Why are Kratos Defense & Security shares increasing today?


What happened

Actions of Kratos Defense & Security (NASDAQ: KTOS) It was up 10% on Friday after the midsize defense contractor won a seat in the Air Force’s futuristic Skyborg Vanguard Program. Kratos was already in the spotlight this week due to takeover talks, and Skyborg’s victory further highlights the potential of the company’s portfolio.

And that

On Thursday night, the Air Force said that Kratos, Boeing (NYSE: BA), Northrop Grumman (NYSE: NOC), and privately owned General Atomics would advance the competition to develop a new AI-powered drone.
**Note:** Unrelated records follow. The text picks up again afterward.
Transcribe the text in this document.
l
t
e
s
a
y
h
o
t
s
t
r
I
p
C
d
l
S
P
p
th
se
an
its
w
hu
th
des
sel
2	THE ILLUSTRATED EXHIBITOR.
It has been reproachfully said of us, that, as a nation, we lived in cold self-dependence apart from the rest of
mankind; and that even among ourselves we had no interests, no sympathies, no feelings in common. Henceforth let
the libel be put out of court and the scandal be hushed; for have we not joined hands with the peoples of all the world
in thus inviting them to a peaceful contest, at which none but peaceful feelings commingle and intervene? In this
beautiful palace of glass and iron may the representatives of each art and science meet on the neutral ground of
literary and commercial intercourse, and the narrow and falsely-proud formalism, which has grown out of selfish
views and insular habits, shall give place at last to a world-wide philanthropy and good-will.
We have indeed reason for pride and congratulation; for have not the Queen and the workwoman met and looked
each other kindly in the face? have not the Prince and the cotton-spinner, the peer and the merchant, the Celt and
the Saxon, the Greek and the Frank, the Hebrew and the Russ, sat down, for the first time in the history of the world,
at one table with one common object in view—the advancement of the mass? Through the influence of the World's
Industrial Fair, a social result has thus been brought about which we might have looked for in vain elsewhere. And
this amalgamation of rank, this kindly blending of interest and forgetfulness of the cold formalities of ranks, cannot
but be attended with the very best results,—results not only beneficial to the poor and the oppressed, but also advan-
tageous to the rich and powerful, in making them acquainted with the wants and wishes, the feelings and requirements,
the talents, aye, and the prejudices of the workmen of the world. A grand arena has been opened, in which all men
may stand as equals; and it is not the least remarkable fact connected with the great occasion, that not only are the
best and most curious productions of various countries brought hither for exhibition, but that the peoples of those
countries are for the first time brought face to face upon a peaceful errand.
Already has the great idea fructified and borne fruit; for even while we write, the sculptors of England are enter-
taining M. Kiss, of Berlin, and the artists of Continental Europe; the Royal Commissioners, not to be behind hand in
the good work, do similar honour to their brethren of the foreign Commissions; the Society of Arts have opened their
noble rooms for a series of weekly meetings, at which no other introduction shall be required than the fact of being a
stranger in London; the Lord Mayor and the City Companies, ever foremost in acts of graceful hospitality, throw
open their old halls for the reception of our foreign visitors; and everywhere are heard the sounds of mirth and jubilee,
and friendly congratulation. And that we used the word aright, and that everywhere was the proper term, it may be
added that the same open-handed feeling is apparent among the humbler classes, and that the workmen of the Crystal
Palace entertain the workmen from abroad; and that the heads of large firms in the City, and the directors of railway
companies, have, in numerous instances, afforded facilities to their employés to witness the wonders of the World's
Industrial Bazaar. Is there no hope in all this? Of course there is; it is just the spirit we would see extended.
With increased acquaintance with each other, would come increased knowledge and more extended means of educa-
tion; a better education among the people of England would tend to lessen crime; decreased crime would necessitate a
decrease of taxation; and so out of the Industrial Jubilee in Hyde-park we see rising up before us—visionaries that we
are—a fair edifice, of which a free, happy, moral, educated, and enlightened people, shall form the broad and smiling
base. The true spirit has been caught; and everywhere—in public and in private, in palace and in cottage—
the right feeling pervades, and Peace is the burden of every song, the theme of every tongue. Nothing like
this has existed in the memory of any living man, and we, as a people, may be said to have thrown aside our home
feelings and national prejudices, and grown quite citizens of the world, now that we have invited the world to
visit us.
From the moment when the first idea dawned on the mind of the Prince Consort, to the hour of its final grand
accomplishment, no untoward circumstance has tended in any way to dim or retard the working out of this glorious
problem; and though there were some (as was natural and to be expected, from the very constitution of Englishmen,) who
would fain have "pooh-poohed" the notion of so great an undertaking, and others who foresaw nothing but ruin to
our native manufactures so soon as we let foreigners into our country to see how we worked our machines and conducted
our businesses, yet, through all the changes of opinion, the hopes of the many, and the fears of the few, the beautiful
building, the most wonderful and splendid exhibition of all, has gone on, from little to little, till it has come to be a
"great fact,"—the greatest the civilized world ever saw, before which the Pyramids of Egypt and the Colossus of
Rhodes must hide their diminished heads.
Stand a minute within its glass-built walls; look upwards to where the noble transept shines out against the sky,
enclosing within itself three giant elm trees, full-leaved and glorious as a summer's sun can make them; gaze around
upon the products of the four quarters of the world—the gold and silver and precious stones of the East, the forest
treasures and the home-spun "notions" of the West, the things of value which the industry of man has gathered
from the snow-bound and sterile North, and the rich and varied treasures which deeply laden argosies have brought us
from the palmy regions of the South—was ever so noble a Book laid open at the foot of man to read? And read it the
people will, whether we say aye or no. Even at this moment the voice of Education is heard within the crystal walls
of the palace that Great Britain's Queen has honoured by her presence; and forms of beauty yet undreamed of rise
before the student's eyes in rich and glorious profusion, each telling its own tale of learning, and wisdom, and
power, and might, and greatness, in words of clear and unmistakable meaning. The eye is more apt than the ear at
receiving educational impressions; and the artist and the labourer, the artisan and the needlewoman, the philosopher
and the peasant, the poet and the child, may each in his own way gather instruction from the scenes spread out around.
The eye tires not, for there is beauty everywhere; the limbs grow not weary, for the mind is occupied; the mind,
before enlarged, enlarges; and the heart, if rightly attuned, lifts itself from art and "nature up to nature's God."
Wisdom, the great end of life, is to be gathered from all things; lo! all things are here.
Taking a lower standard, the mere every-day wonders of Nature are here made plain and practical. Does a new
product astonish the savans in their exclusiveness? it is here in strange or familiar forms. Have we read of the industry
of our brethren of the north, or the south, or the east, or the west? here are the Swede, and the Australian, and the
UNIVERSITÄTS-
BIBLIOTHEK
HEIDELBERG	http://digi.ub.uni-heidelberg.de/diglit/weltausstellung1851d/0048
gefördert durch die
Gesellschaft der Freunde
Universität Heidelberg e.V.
The Skyborg program is the Air Force’s attempt to eventually have a fleet of unmanned aerial systems capable of adapting in real time in battle.

The Kratos XQ-58A drone in flight.

Image source: Kratos Defense & Security.

Up to $ 400 million will be shared by the winner or winners to develop prototypes to experiment with small drones capable of performing a variety of missions.
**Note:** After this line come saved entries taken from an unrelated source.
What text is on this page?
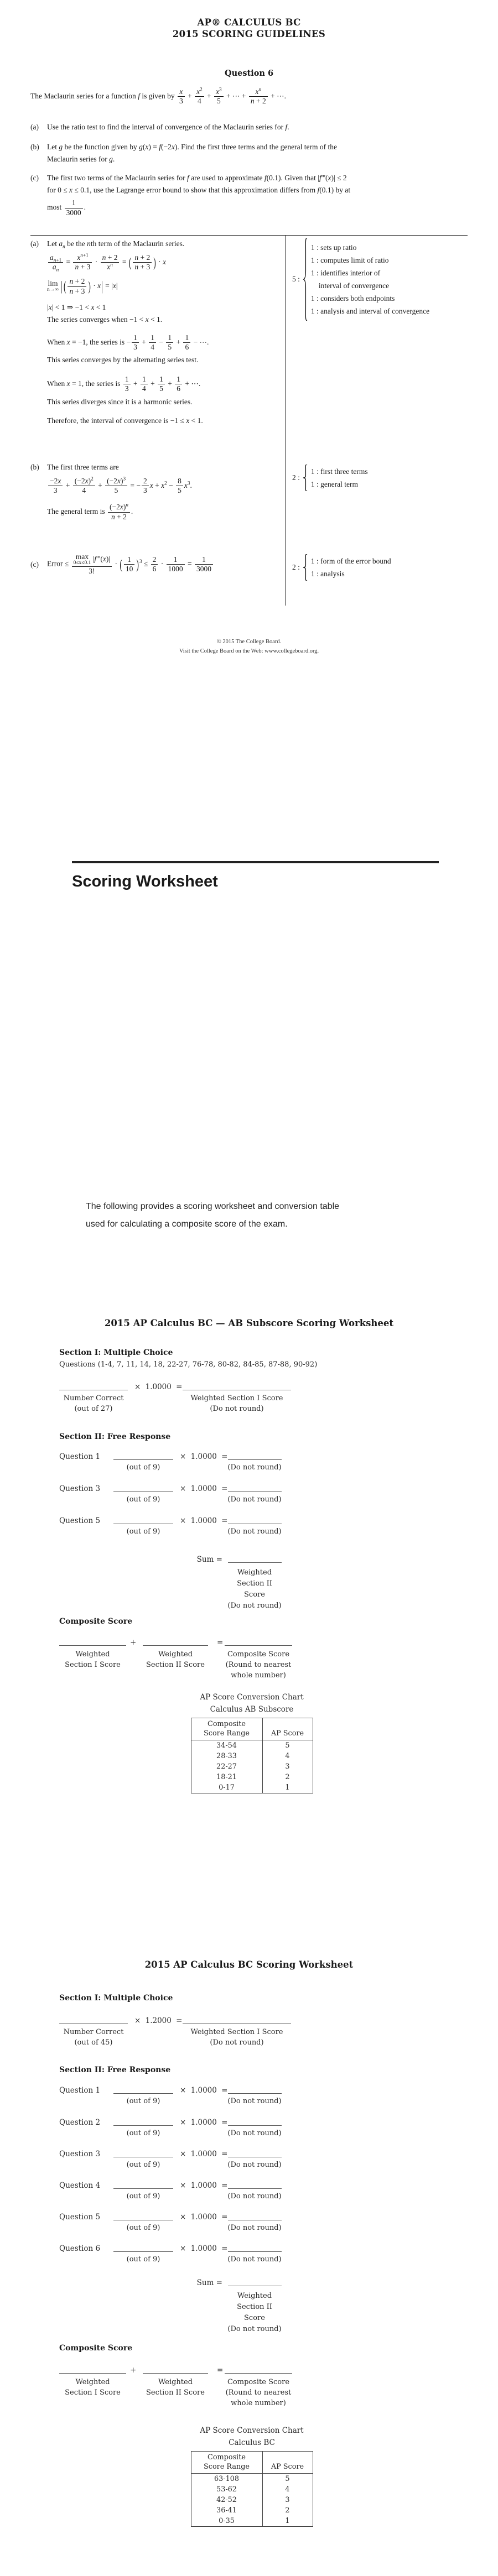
AP® CALCULUS BC
2015 SCORING GUIDELINES
Question 6
The Maclaurin series for a function f is given by $\frac{x}{3} + \frac{x^2}{4} + \frac{x^3}{5}$ + ⋯ + $\frac{x^n}{n + 2}$ + ⋯.
(a)	Use the ratio test to find the interval of convergence of the Maclaurin series for f.
(b)	Let g be the function given by g(x) = f(−2x). Find the first three terms and the general term of the
Maclaurin series for g.
(c)	The first two terms of the Maclaurin series for f are used to approximate f(0.1). Given that |f'''(x)| ≤ 2
for 0 ≤ x ≤ 0.1, use the Lagrange error bound to show that this approximation differs from f(0.1) by at
most $\frac{1}{3000}$ .
(a)	Let $a_n$ be the nth term of the Maclaurin series.
$\frac{a_{n+1}}{a_n} = \frac{x^{n+1}}{n + 3} \cdot \frac{n + 2}{x^n}$ = ( $\frac{n + 2}{n + 3}$ ) · x
lim
n→∞ | ( $\frac{n + 2}{n + 3}$ ) · x| = |x|
|x| < 1 ⇒ −1 < x < 1
The series converges when −1 < x < 1.
When x = −1, the series is − $\frac{1}{3} + \frac{1}{4} - \frac{1}{5} + \frac{1}{6}$ − ⋯.
This series converges by the alternating series test.
When x = 1, the series is $\frac{1}{3} + \frac{1}{4} + \frac{1}{5} + \frac{1}{6}$ + ⋯.
This series diverges since it is a harmonic series.
Therefore, the interval of convergence is −1 ≤ x < 1.
5 :
1 : sets up ratio
1 : computes limit of ratio
1 : identifies interior of
interval of convergence
1 : considers both endpoints
1 : analysis and interval of convergence
(b)	The first three terms are
$\frac{-2x}{3} + \frac{(-2x)^2}{4} + \frac{(-2x)^3}{5}$ = − $\frac{2}{3}$ $x + x^2 - \frac{8}{5} x^3$.
The general term is $\frac{(-2x)^n}{n + 2}$ .
2 :
1 : first three terms
1 : general term
(c)	Error ≤ max
0≤x≤0.1
|f'''(x)|
3! · ( $\frac{1}{10} )^3 \le \frac{2}{6} \cdot \frac{1}{1000} = \frac{1}{3000}$	2 :
1 : form of the error bound
1 : analysis
© 2015 The College Board.
Visit the College Board on the Web: www.collegeboard.org.
Scoring Worksheet
The following provides a scoring worksheet and conversion table
used for calculating a composite score of the exam.
2015 AP Calculus BC — AB Subscore Scoring Worksheet
Section I: Multiple Choice
Questions (1-4, 7, 11, 14, 18, 22-27, 76-78, 80-82, 84-85, 87-88, 90-92)
× 1.0000 =
Number Correct
(out of 27)
Weighted Section I Score
(Do not round)
Section II: Free Response
Question 1	× 1.0000 =
(out of 9)	(Do not round)
Question 3	× 1.0000 =
(out of 9)	(Do not round)
Question 5	× 1.0000 =
(out of 9)	(Do not round)
Sum =
Weighted
Section II
Score
(Do not round)
Composite Score
+	=
Weighted
Section I Score
Weighted
Section II Score
Composite Score
(Round to nearest
whole number)
AP Score Conversion Chart
Calculus AB Subscore
Composite
Score Range	AP Score

34-54	5
28-33	4
22-27	3
18-21	2
0-17	1
2015 AP Calculus BC Scoring Worksheet
Section I: Multiple Choice
× 1.2000 =
Number Correct
(out of 45)
Weighted Section I Score
(Do not round)
Section II: Free Response
Question 1	× 1.0000 =
(out of 9)	(Do not round)
Question 2	× 1.0000 =
(out of 9)	(Do not round)
Question 3	× 1.0000 =
(out of 9)	(Do not round)
Question 4	× 1.0000 =
(out of 9)	(Do not round)
Question 5	× 1.0000 =
(out of 9)	(Do not round)
Question 6	× 1.0000 =
(out of 9)	(Do not round)
Sum =
Weighted
Section II
Score
(Do not round)
Composite Score
+	=
Weighted
Section I Score
Weighted
Section II Score
Composite Score
(Round to nearest
whole number)
AP Score Conversion Chart
Calculus BC
Composite
Score Range	AP Score

63-108	5
53-62	4
42-52	3
36-41	2
0-35	1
Kratos is already a leader in drones, with his Valkyrie XQ-58A currently in testing with the Air Force and seemingly moving toward eventual order. Skyborg is still years away from potentially moving Kratos’ financial needle, but the company’s inclusion after the field narrowed from 18 proposals is a further endorsement of its technologies.

Now what

Skyborg’s win is solid potential for Kratos, but the move in stocks on Friday was likely based in part on speculation about a defense titan who surprisingly failed to make the cut. Lockheed Martin (NYSE: LMT), creator of many of the Air Force’s manned fighters, was a surprise exclusion from Skyborg.

Lockheed is also the company that was mentioned earlier this week as a potential acquirer of Kratos. Lockheed has more than $ 8 billion to spend, which means he could easily swallow Kratos’ $ 2.15 billion business value. And in interviews, Lockheed Martin CEO James Taiclet has said he is interested in buying “pure game” defense businesses that would broaden the company’s experience in areas where it already has a presence.

Apparently, Kratos met the requirements even before the Skyborg Awards, but with Lockheed Martin excluded, Skyborg is now another reason why a deal for Kratos would make sense.

As I said earlier in the week, deal rumors are no reason to buy a stock, but Kratos, even without an acquisition, has a lot to offer. Skyborg only adds to Kratos’ appeal to both investors and buyers.